My external IPoIB hardware isn't fragmenting packets properly, how do I fix that?
While IP over Infiniband (IPoIB) on the internal network is handled without a problem because it all runs on IB hardware, IPoIB on an external interface may need adjustment of settings, depending on the network hardware used.
One of the configuration settings on the external network that may need adjustment is the MTU (maximum transmission unit) (in bytes). The default ethernet MTU is 1500, and ethernet MTUs larger than this are normally fragmented when required.

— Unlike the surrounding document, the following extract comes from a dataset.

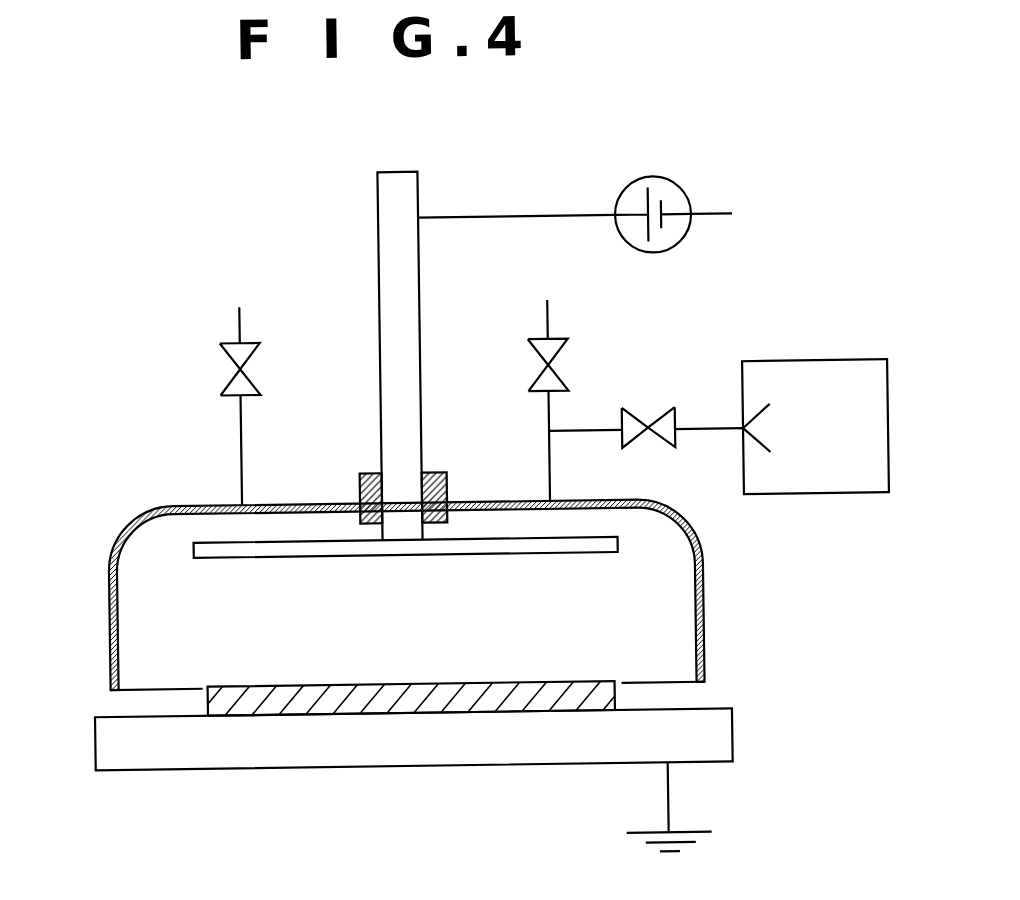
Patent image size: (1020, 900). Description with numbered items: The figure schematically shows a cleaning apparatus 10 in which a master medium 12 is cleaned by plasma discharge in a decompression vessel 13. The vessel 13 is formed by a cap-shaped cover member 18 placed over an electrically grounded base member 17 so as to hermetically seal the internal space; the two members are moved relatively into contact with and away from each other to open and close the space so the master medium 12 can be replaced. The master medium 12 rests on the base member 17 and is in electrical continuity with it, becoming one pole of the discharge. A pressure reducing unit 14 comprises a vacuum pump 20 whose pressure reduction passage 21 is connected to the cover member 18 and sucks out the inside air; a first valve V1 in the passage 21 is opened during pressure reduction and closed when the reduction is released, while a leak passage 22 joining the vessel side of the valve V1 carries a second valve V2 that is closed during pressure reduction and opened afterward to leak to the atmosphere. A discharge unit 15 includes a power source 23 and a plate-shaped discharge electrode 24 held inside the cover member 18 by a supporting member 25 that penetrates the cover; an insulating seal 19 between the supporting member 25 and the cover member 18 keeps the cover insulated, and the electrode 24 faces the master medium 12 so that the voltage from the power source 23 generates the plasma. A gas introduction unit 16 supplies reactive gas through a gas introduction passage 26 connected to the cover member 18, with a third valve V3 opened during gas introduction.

On the other hand, an IPoIB external network may be configured to use an MTU of say, 10000, and routers on this network may drop packets greater than this value if they can't handle fragmentation of packets larger than this properly ("properly" meaning as found by classical path MTU discovery with ICMP pings reporting "Packet Too Big" messages when trying to learn the MTU of a path, as described in RFC 11916 and RFC19817).
Currently (for BCM upto version 6.0) a workaround is to clamp the size of packets that go out on to the external network from the cluster by configuring an MSS (MTU -40) setting on shorewall's external interface. So in the case of an MTU of 10000 set on the external network, this means having to change the "net" entry in /etc/shorewall/interfaces from the default of "dhcp" to "dhcp,mss=9960":
# BEGIN AUTOGENERATED SECTION -- DO NOT REMOVE
net eth0 detect dhcp,mss=9960
nat eth1 detect dhcp
# END AUTOGENERATED SECTION -- DO NOT REMOVE
Because this is in the cmdaemon-maintained section of the interfaces file, to use this, the interfaces file must be frozen.
This workaround may be superceded by a cmdaemon directive option in bright 6.0 and later, eventually.